Posted Pricing versus Bargaining in Sequential Selling Process

Abstract

We study the role of bargaining in a firm’s sequential selling process. The seller firm under consideration sequentially sells a fixed amount of stock to a random arrival stream of potential buyers who are heterogeneous in product valuation. Based on the stock level and the time to the end of the selling season, the seller may dynamically choose either to post a take-it-or-leave-it price or to engage in bargaining with an arriving buyer. We introduce a stochastic order, called the scaled pricing order, for the buyer’s valuation distribution. The scaled pricing order measures the average portion of trade surplus that the seller can obtain by posting a price.

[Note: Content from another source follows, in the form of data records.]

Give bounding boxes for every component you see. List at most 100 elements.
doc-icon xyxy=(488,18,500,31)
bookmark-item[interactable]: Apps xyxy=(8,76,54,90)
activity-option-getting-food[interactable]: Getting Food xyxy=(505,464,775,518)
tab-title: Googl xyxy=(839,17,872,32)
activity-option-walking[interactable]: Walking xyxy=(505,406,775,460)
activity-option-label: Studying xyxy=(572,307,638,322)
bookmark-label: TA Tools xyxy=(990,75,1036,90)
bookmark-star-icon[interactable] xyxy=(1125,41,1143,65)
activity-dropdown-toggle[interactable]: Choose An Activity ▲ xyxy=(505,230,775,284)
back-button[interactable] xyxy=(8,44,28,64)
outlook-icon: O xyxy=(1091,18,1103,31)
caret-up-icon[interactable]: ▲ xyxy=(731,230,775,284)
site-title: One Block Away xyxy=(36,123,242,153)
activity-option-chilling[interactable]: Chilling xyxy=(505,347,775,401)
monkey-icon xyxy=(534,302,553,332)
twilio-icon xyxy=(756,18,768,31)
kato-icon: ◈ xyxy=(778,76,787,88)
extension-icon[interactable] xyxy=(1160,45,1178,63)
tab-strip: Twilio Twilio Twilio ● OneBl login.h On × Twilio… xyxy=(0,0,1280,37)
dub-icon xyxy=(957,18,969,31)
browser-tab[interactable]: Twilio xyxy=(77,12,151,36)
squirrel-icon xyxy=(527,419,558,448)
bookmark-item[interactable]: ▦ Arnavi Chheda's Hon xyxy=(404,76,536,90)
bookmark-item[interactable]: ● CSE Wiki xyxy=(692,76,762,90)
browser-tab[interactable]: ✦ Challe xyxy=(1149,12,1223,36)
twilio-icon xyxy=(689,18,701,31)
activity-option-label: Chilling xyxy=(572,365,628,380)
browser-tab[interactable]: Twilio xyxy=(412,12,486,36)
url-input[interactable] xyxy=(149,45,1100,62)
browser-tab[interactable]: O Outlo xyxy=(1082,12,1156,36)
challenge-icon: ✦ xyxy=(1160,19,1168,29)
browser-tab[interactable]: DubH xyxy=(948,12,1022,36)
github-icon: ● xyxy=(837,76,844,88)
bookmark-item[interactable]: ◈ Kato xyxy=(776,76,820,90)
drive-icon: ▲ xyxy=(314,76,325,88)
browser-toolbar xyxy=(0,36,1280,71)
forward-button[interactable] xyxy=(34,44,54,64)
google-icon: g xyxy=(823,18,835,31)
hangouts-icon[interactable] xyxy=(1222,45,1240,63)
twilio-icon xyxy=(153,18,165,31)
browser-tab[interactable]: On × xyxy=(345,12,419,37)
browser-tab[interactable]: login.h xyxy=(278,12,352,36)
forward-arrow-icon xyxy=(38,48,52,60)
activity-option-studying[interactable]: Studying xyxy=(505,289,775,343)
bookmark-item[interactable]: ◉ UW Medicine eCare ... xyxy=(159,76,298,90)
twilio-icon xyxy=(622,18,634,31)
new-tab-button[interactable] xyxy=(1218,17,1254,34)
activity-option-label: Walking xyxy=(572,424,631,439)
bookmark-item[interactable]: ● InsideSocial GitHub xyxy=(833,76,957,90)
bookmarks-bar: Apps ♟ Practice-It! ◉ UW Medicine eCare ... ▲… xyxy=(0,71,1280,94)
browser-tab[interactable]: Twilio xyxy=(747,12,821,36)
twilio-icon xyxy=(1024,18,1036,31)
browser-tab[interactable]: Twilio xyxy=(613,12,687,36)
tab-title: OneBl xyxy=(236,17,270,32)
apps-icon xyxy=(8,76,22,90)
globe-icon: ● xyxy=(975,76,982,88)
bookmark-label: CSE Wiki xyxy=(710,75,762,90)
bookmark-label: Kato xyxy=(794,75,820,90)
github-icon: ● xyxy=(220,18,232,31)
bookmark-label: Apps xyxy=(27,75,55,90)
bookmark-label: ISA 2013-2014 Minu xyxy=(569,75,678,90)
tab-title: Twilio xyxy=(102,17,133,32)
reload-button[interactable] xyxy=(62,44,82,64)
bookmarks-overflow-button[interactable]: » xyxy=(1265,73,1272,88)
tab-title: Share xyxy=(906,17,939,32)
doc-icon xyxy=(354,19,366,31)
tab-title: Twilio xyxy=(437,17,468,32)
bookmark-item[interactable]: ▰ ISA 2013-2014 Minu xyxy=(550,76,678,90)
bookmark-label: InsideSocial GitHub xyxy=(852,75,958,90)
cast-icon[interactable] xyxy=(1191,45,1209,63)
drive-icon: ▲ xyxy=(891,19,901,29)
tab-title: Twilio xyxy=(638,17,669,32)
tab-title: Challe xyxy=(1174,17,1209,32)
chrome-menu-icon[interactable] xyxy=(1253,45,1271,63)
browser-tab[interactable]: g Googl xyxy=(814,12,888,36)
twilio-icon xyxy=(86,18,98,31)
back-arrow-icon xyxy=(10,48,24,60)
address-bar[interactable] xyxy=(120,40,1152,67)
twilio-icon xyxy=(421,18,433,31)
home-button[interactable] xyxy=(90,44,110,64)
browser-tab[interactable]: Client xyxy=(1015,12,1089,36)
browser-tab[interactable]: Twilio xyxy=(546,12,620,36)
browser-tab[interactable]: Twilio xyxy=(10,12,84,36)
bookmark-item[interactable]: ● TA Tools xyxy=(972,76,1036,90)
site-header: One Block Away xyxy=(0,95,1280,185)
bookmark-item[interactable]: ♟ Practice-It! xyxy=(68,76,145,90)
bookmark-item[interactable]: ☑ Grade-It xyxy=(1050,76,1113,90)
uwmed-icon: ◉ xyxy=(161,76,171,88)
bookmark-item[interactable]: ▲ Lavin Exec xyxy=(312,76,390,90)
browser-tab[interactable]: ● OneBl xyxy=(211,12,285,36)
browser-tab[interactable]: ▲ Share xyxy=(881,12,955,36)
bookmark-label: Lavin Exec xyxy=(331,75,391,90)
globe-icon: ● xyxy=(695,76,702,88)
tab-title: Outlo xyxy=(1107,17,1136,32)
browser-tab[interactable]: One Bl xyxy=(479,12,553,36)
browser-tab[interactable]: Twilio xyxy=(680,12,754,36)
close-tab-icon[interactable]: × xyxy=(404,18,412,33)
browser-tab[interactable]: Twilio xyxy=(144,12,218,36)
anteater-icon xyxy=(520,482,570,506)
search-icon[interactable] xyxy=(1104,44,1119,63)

For distributions with increasing length-biased hazard rate, checking the property of increasing (decreasing) scaled pricing order boils down to verifying the convexity (concavity) of the Mills’ ratio. We fully characterize the family of distributions that are invariant in the scaled pricing order, which includes uniform and exponential distributions. When the buyer’s valuation distribution belongs to the invariant family, the seller should stick to either pricing or bargaining throughout the selling season, depending on her bargaining power vis-a-vis the buyer. When the buyer’s valuation is increasing (decreasing) in the scaled pricing order, the seller should choose pricing (bargaining) when she has a small (large) stock to sell over a long (short) horizon. We also discuss several model variations to demonstrate the application of the scaled pricing order in analyzing sequential trading processes.